Im Ernst jetzt - ich glaube, wir brauchen das. Jeder von uns. Der eine ein bisschen mehr, der andere ein bisschen weniger.

Für Menschen mit Depressionen (zu denen ich GOTTSEIDANK nicht gehöre, aber ich kannte und kenne einige) ist es im Miteinander mit ihren Mit-Menschen das allerschlimmste, während eines "Tiefs" solch gute Ratschlage zu hören wie "ach, ist doch alles nicht so schlimm, einfach mal lächeln, dann schaut die Welt gleich wieder besser aus" oder "denk doch mal drüber nach, wie GUT es dir doch eigentlich geht!" oder "du denkst überhaupt einfach zuviel nach". Das läuft immer auf das gleiche hinaus: Es wird suggeriert "Im Grunde bist du selber schuld an deiner Krankheit". Und manchmal frage ich mich - ernsthaft - ob nicht manche Schübe bei krankhaft Depressionen ausblieben, oder milder wären, wenn sie sich nicht so krampfhaft bemühen würden (weil müssten), nach außen zu funktionieren, die Maske aufzubehalten - weil ansonsten die Aufheiterungsmafia über sie herfallen würde.

Für mich selber gilt:




Lasst mich doch einfach mal motzen.
Lasst mich doch einfach mal schlecht drauf sein.
Lasst mich doch einfach mal ein paar Stunden nur dumm rumsitzen.

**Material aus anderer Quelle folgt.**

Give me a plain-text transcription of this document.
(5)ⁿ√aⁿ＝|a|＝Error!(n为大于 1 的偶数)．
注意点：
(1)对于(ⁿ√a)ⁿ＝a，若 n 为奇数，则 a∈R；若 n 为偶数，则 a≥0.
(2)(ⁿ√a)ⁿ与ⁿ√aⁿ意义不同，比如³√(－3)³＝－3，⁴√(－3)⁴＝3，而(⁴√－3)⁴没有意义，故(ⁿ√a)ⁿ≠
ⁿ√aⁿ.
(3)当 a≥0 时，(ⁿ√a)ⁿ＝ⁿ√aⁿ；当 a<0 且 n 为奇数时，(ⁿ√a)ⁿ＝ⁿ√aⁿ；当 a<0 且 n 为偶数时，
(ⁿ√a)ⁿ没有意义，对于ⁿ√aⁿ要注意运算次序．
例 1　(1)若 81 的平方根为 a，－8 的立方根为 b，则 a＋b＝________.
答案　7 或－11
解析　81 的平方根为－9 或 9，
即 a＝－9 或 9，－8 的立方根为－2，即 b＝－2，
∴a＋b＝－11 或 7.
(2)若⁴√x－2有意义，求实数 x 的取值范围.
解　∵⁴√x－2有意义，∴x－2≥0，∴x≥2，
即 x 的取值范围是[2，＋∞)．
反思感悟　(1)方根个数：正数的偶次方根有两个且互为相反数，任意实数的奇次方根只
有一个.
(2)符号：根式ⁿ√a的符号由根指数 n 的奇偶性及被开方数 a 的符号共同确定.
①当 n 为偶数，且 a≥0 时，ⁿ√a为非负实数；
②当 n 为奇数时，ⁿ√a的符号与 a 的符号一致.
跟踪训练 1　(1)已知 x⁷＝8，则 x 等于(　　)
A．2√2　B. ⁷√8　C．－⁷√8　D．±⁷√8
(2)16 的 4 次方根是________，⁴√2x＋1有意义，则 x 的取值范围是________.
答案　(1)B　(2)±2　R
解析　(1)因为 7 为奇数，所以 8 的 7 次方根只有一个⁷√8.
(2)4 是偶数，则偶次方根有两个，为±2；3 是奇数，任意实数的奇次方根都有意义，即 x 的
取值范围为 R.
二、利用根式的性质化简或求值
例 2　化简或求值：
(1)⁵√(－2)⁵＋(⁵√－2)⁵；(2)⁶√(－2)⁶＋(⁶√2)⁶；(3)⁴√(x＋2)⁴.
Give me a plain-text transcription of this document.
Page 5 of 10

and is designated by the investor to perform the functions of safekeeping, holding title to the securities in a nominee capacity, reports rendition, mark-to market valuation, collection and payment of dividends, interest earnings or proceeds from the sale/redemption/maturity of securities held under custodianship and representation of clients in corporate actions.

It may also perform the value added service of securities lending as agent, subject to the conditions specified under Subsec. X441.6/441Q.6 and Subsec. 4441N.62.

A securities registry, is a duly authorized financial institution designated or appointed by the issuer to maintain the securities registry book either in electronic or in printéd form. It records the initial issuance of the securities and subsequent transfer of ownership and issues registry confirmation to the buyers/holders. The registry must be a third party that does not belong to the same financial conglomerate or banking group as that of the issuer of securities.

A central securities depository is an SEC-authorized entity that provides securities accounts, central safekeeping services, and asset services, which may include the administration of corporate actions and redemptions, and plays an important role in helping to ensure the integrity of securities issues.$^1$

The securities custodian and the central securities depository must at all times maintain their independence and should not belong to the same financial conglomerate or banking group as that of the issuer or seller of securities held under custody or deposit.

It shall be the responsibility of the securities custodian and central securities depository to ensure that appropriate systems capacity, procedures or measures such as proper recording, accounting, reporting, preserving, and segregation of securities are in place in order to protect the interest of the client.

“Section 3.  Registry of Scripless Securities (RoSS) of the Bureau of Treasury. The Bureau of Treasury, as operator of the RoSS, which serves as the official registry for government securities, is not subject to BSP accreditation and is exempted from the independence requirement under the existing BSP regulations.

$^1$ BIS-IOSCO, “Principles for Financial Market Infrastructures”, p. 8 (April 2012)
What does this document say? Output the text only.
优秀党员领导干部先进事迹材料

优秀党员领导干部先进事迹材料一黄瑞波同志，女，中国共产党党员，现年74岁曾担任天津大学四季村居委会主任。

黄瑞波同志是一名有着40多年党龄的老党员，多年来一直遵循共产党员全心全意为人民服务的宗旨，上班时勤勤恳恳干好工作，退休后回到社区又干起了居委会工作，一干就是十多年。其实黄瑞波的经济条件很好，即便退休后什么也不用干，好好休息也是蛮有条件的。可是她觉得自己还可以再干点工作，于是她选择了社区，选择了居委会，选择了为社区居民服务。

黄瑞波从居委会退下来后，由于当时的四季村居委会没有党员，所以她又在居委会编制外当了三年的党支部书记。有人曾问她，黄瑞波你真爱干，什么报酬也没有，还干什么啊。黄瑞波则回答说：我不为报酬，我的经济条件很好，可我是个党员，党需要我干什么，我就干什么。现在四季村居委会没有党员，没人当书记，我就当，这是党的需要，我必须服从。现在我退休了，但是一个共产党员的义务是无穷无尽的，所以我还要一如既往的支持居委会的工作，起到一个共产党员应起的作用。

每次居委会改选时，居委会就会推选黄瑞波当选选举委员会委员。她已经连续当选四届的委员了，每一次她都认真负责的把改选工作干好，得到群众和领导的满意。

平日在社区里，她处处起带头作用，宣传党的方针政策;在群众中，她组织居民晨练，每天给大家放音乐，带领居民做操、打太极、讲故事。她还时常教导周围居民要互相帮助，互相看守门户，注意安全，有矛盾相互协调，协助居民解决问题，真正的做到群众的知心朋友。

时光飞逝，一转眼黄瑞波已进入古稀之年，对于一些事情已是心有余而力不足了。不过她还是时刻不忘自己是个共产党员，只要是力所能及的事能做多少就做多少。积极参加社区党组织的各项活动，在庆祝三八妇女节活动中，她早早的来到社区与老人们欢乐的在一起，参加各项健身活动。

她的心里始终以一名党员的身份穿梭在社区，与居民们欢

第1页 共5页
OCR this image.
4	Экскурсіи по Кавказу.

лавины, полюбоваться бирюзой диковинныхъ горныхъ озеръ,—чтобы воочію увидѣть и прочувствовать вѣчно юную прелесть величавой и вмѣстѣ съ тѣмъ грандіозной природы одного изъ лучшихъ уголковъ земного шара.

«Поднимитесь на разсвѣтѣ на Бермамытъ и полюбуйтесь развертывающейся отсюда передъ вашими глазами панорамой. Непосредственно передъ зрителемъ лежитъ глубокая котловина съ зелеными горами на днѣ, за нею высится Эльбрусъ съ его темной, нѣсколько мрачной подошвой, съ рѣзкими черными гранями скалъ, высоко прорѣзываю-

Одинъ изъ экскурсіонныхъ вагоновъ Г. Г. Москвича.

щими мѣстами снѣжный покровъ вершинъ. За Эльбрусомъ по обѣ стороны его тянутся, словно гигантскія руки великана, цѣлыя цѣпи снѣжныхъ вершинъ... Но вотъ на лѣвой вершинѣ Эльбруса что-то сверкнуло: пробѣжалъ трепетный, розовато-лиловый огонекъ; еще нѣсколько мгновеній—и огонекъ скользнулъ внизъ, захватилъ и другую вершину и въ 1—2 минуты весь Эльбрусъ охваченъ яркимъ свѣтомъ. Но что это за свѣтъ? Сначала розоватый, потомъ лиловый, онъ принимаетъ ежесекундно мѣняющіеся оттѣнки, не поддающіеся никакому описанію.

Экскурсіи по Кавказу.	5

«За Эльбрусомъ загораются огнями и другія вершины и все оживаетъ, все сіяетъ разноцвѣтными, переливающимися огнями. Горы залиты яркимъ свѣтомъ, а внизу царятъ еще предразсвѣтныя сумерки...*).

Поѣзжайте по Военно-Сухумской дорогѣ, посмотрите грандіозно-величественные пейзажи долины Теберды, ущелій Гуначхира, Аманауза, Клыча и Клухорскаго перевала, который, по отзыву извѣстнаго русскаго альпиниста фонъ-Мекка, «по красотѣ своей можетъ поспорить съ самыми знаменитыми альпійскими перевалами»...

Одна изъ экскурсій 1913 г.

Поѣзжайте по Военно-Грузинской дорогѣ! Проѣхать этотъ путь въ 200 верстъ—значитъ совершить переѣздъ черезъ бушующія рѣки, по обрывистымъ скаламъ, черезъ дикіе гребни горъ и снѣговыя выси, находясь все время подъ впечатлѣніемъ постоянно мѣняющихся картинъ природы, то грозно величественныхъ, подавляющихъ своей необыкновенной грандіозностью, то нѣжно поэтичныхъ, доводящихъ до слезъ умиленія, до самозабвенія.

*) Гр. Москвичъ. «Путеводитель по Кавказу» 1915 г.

Lasst mich doch einfach mal.

Sonst könnt ihr mich.


















2 Kommentare:

  1. Zu Menschen mit Depressionen gehörte ich mal. Ein bißchen aufpassen muß ich da wohl immer. Und da geb ich Dir mal so was von Recht! Ja, das KANNSTE WOHL SO SAGEN!
    Und den ganzen Rest auch. Bei mir waren der Auslöser fürs Fettwerden zwei entzückende alte Damen im Krankenhaus, die der armen kleinen Maus im gleichen Zimmer immer ihre Schokopuddings zuschusterten, weil sie ja sooo schlecht dran ist, die Kleine. Naja... war lieb gemeint.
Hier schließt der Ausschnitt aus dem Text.